[Seminar] "Unbounded viscosity solutions of Hamilton-Jacobi equations with mechanical Hamiltonian in Wasserstein space" by Dr. Othmane Jerhaoui

Geometric PDE and Applied Analysis Seminar (December 18, 2025)

Title: Unbounded viscosity solutions of Hamilton-Jacobi equations with mechanical Hamiltonian in Wasserstein space

Speaker: Dr. Othmane Jerhaoui (IRMAR - INSA Rennes)
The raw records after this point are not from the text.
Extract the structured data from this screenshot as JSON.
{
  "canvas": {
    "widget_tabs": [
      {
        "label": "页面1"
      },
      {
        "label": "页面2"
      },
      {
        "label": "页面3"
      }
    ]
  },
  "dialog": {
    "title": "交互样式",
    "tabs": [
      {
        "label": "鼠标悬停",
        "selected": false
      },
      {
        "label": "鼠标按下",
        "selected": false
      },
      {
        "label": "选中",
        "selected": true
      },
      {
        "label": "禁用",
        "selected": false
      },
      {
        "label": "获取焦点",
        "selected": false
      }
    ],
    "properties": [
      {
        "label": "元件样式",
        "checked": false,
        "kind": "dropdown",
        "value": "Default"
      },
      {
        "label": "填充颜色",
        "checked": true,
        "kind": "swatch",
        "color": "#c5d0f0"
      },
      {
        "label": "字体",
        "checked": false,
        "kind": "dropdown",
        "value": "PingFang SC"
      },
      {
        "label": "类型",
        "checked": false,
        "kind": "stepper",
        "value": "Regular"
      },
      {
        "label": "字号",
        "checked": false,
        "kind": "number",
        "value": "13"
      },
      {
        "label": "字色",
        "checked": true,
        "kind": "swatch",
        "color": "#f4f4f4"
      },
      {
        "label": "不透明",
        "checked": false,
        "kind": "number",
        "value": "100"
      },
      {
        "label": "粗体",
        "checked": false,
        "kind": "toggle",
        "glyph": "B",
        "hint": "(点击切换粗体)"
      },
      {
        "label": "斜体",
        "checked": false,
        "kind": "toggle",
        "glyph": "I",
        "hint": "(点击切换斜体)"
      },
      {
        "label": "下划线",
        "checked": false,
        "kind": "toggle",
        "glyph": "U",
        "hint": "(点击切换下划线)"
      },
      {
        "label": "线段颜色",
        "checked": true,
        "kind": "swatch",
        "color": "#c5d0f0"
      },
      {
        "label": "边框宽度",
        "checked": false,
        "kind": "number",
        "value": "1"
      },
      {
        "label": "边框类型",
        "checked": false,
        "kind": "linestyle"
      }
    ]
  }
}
Abstract:  In this talk, we discuss the value function arising in classical mechanics in the space of probability measures endowed with the 2-Wasserstein distance. similar to the Euclidean setting, we aim to show that the value function is the unique solution to a suitable Hamilton-Jacobi equation. This problem can be seen as the limiting case of a "perturbed" problem by the Wasserstein gradient of the relative entropy function. Well-posedness of the Hamilton-Jacobi equation associated with the perturbed problem is well established in the literature under suitable assumptions. In contrast, proving well-posedness for the corresponding limiting problem using the same techniques turned out to be significantly more challenging and remains until now an open question. The main contribution of this work is to demonstrate that the limiting case can be treated within essentially the same viscosity-solution framework as the perturbed case.